Candida Lives in Your Body Normally
Candida isn’t automatically a problem. It lives on your skin and mucosal surfaces (mouth, gut, vagina) as part of your normal microbial community. A healthy immune system and a balanced population of other microbes keep it in check. The trouble starts when something disrupts that balance: a course of antibiotics that wipes out competing bacteria, a weakened immune system, or shifts in the local environment like pH changes or high blood sugar.
When conditions shift in Candida’s favor, it can rapidly multiply and transition from a harmless resident to an active infection. The fungus is remarkably adaptable. It can thrive across wide ranges of temperature, oxygen levels, acidity, and nutrient availability, which is why it’s capable of infecting so many different parts of the body.
Types of Candida Infections
Yeast infections look and feel quite different depending on where they occur.
Vaginal Yeast Infections
This is the type most people picture when they hear “yeast infection.” Symptoms include vaginal itching or soreness, pain during sex, discomfort when urinating, and abnormal discharge that’s typically thick, white, and odorless. You may also notice redness, swelling, or small cracks in the vaginal wall. About three out of four women will experience at least one vaginal yeast infection in their lifetime.
Oral Thrush
Candida in the mouth and throat produces white patches on the inner cheeks, tongue, and roof of the mouth. It often comes with a cottony feeling, loss of taste, pain while eating or swallowing, and cracking at the corners of the mouth. Thrush is common in infants, older adults, and people with compromised immune systems.
Invasive Candidiasis
When Candida enters the bloodstream, it becomes a serious medical condition called candidemia.

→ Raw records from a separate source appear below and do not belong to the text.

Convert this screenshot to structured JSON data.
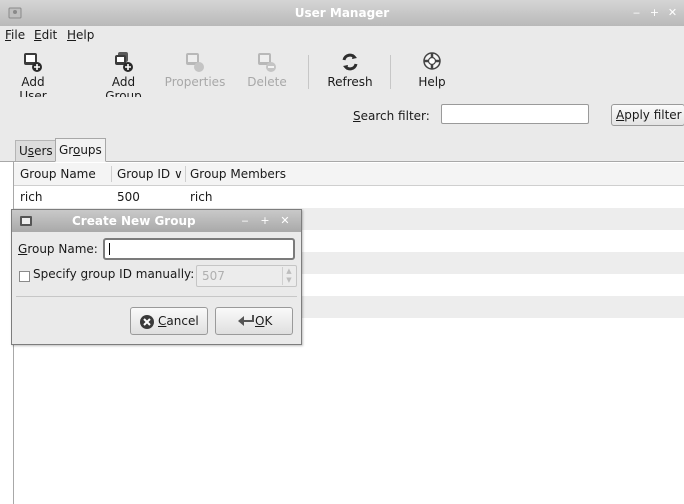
{
  "window": {
    "title": "User Manager"
  },
  "menu": {
    "file": "File",
    "edit": "Edit",
    "help": "Help"
  },
  "toolbar": {
    "add_user": "Add User",
    "add_group": "Add Group",
    "properties": "Properties",
    "delete": "Delete",
    "refresh": "Refresh",
    "help": "Help"
  },
  "search": {
    "label": "Search filter:",
    "value": "",
    "apply": "Apply filter"
  },
  "tabs": [
    {
      "label": "Users"
    },
    {
      "label": "Groups"
    }
  ],
  "table": {
    "columns": [
      "Group Name",
      "Group ID",
      "Group Members"
    ],
    "sort_indicator": "∨",
    "rows": [
      {
        "name": "rich",
        "id": "500",
        "members": "rich"
      }
    ]
  },
  "dialog": {
    "title": "Create New Group",
    "group_name_label": "Group Name:",
    "group_name_value": "",
    "specify_gid_label": "Specify group ID manually:",
    "specify_gid_checked": false,
    "gid_value": "507",
    "cancel": "Cancel",
    "ok": "OK"
  }
}
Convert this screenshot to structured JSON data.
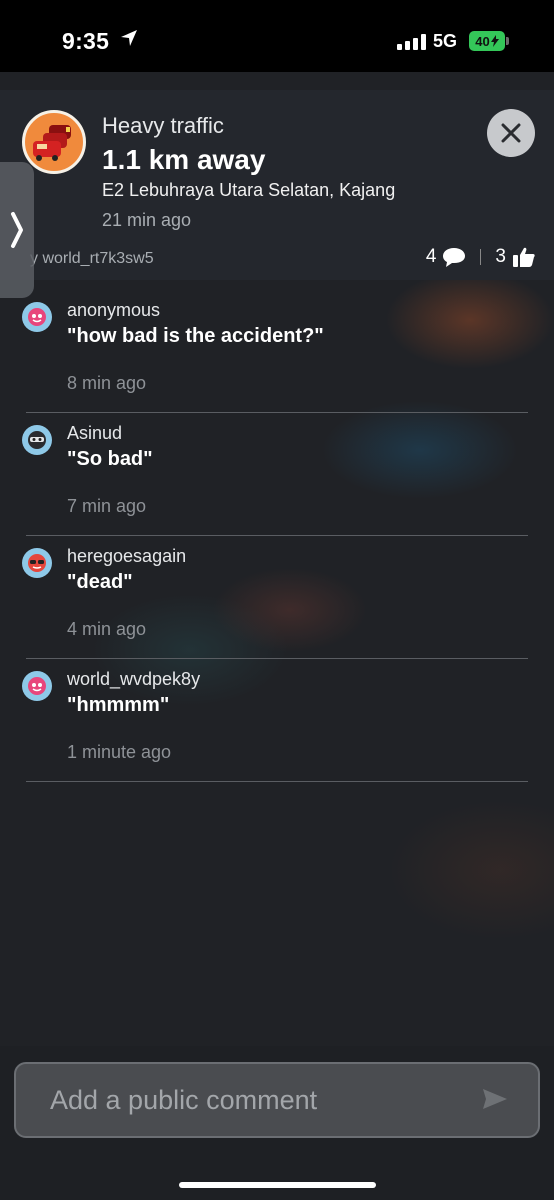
{
  "status_bar": {
    "time": "9:35",
    "network": "5G",
    "battery": "40"
  },
  "alert": {
    "type": "Heavy traffic",
    "distance": "1.1 km away",
    "road": "E2 Lebuhraya Utara Selatan, Kajang",
    "time_ago": "21 min ago",
    "reporter": "y world_rt7k3sw5",
    "comment_count": "4",
    "thumbs_up_count": "3",
    "icon": "traffic-jam-icon",
    "accent_color": "#f08a3c"
  },
  "comments": [
    {
      "user": "anonymous",
      "text": "\"how bad is the accident?\"",
      "time": "8 min ago",
      "avatar": "pink-wazer-icon"
    },
    {
      "user": "Asinud",
      "text": "\"So bad\"",
      "time": "7 min ago",
      "avatar": "ninja-wazer-icon"
    },
    {
      "user": "heregoesagain",
      "text": "\"dead\"",
      "time": "4 min ago",
      "avatar": "sunglasses-wazer-icon"
    },
    {
      "user": "world_wvdpek8y",
      "text": "\"hmmmm\"",
      "time": "1 minute ago",
      "avatar": "pink-wazer-icon"
    }
  ],
  "comment_input": {
    "placeholder": "Add a public comment"
  }
}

This primarily affects hospitalized patients, especially those with central venous catheters or diabetes. Surveillance across 10 U.S. sites found an incidence of about 7.4 cases per 100,000 people, with an all-cause in-hospital mortality rate of 32.6%. This is a fundamentally different condition from a vaginal yeast infection or thrush, even though the same family of organisms is responsible.
How Yeast Infections Differ From BV
Vaginal yeast infections are frequently confused with bacterial vaginosis (BV), since both cause irritation and discharge. The discharge is the easiest way to tell them apart. Yeast infection discharge is thick, white, and has no odor. BV discharge tends to be grayish, thin or foamy, and has a distinct fishy smell. A third possibility, trichomoniasis, produces frothy, yellow-green discharge that smells bad and may contain spots of blood. Getting the right diagnosis matters because each condition requires a different treatment.
Treatment Options
Most surface-level Candida infections respond well to antifungal medications. Vaginal yeast infections are typically treated with an antifungal cream applied inside the vagina or a single oral pill. For mild cases, over-the-counter options work fine. Oral thrush is usually treated with an antifungal gel applied inside the mouth for 7 to 14 days. Severe mouth or throat infections may require pills instead.
Invasive candidiasis requires intravenous antifungal treatment in a hospital setting and is managed by infectious disease specialists.
The Rise of Drug-Resistant Candida
One Candida species, Candida auris, has become a growing public health concern. It can resist multiple antifungal drugs, spreads easily in healthcare facilities, and mostly affects people who are already seriously ill. Clinical cases reported to the CDC have climbed steeply, from just 48 in 2016 to 6,304 in 2024. The rate of increase has slowed since 2022, but the organism continues to spread into new geographic areas. For the average healthy person, C. auris is not a day-to-day concern, but it highlights why accurate diagnosis and appropriate treatment matter.
Do Dietary Changes Help?
You may have seen “Candida cleanse” diets promoted online, often centered on cutting sugar, white flour, and processed foods. The logic sounds reasonable since yeast feeds on sugar, but the evidence doesn’t support it as a treatment. According to Mayo Clinic, there are no clinical trials showing that a Candida cleanse diet treats any known medical condition, and there is little proof that dietary changes improve the effects of a significant yeast overgrowth. Cutting processed foods has general health benefits, but it’s not a reliable strategy for resolving an active infection.
Practical steps with stronger evidence include avoiding unnecessary antibiotic use, wearing breathable cotton underwear, changing out of wet clothing promptly, and managing blood sugar if you have diabetes. These address the environmental conditions that allow Candida to overgrow in the first place.